Jessie is flirting with activism, not using a car when unnecessary, joining youth groups and more. But she finds new meaning when scientists discover that women under 16 ½ have great chances of producing a baby, creating a future for human kind at the expense of their own lives.

The Testament of Jessie Lamb by Jane Rogers almost reads like a classic dystopian novel and I’m sure it will become one soon enough. I found the story surprising with several gentle twists, every time I thought I knew what was going to happen, I found out I was wrong.

The writing is excellent, but the book is not your fast paced variety. The story is narrated from the point of view of a teenage girl; the chapters begin by reliving the past and end with a journal/diary entry detailing the present. While at first this type of narrative arrangement was strange, it actually worked wonderfully book and its many themes.

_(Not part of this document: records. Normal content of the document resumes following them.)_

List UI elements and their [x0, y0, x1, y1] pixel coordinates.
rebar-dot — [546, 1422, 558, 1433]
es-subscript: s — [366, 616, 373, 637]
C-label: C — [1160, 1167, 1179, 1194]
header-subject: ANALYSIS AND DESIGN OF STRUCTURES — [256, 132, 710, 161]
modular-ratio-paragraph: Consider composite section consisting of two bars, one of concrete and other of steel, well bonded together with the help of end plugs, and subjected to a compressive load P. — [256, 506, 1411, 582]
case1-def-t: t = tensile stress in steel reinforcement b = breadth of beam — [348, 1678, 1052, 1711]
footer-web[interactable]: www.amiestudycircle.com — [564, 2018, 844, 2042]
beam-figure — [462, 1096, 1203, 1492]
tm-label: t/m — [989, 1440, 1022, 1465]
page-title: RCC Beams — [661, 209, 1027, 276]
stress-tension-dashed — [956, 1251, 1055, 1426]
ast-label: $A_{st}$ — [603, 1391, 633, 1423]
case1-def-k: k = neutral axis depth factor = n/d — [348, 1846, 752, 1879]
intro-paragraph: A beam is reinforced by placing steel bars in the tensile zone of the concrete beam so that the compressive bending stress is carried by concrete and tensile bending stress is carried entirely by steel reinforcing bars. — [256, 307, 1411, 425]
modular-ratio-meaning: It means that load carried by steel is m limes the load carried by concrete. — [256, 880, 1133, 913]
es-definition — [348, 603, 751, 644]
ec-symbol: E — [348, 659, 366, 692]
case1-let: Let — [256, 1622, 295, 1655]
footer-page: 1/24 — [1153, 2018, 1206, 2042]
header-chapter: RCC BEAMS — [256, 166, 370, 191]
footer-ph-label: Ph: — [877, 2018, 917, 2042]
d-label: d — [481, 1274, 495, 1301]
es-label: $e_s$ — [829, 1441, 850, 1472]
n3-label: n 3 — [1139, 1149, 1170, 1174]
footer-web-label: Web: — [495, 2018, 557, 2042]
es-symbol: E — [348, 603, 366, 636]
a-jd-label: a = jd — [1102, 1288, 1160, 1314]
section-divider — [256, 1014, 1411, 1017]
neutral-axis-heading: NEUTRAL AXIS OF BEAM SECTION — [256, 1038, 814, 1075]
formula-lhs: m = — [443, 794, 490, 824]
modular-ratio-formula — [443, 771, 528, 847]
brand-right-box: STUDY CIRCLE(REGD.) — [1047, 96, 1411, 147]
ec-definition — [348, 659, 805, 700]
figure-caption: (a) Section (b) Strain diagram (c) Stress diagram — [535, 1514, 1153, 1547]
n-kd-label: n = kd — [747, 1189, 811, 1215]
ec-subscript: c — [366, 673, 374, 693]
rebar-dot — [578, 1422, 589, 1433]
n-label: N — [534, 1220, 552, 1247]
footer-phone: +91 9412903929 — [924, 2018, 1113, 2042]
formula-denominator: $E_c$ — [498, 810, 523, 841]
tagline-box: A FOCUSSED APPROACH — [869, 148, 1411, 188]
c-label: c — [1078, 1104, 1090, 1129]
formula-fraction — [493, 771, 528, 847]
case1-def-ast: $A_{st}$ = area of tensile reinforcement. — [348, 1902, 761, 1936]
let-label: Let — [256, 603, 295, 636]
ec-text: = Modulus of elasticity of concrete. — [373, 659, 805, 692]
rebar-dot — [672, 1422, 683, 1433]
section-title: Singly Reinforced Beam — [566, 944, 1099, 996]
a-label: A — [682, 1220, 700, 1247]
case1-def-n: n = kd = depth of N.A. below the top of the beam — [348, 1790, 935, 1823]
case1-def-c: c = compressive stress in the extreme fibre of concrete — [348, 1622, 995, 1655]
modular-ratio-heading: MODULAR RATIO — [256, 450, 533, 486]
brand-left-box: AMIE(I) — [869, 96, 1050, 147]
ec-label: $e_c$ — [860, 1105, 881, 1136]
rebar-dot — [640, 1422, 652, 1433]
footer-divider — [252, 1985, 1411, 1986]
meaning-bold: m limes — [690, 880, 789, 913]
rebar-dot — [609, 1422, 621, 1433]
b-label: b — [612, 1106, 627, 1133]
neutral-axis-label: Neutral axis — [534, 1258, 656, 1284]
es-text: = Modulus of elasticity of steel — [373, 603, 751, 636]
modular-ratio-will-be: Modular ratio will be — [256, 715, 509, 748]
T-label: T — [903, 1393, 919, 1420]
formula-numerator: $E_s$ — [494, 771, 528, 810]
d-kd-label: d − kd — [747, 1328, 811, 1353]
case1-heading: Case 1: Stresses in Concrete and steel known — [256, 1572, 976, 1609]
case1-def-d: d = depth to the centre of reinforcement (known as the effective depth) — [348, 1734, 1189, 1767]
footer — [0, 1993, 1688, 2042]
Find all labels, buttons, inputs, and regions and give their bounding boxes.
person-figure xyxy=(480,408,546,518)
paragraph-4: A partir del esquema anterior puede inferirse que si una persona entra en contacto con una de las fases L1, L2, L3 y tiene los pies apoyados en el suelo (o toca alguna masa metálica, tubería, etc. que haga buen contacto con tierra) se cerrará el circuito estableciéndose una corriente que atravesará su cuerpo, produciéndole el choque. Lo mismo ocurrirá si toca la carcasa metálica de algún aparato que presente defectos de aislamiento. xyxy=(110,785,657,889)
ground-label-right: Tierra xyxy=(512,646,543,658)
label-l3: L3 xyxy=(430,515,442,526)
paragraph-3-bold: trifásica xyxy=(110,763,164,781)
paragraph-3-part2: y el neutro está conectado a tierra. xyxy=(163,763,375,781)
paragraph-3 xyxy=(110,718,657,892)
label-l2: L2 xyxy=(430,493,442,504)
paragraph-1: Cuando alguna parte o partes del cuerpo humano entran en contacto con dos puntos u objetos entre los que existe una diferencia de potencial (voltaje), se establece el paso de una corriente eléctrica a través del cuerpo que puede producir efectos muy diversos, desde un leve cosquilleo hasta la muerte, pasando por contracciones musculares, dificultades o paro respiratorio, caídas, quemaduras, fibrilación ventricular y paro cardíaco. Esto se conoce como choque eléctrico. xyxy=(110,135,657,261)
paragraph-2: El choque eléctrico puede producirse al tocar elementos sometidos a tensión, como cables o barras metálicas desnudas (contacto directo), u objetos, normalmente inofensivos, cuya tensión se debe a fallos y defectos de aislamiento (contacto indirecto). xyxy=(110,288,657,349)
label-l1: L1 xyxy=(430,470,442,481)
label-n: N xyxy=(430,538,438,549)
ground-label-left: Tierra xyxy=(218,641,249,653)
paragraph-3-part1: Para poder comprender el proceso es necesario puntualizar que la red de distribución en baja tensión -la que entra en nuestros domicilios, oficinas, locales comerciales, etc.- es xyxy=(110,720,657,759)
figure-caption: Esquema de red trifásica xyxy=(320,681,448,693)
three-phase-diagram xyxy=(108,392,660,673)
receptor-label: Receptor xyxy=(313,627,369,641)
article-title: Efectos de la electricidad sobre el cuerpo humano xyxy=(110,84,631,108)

Even though the book takes place in the near future England, the themes which are dealt within it are contemporary. Legal age, consent, society’s willingness to tear each other apart, to sacrifice “the others” for your own morality and our favorite social pastime: forcefully enforce your jaded morals on the rest.

When I was first offered to read this book I hesitated, to be honest I only accepted because it looked interesting, I thought my wife would like it as well and because it was long listed for the Man Book Prize. I’m not usually much for science-fiction and/or dystopian books. I liked The Hunger Games but have yet to read the rest of the series and loved science-fiction as a kid, but haven’t read a sci-fi book in years.

I am always one to preach that people should read out of their comfort zones, yet I rarely follow my own advice. And here, the opportunity presented itself and I took it.

Do you know what I found out?

I was right, not only am I happy I read this book, as it gave me much fodder to think about after I finished it, but I believe that I am a better reader for doing so.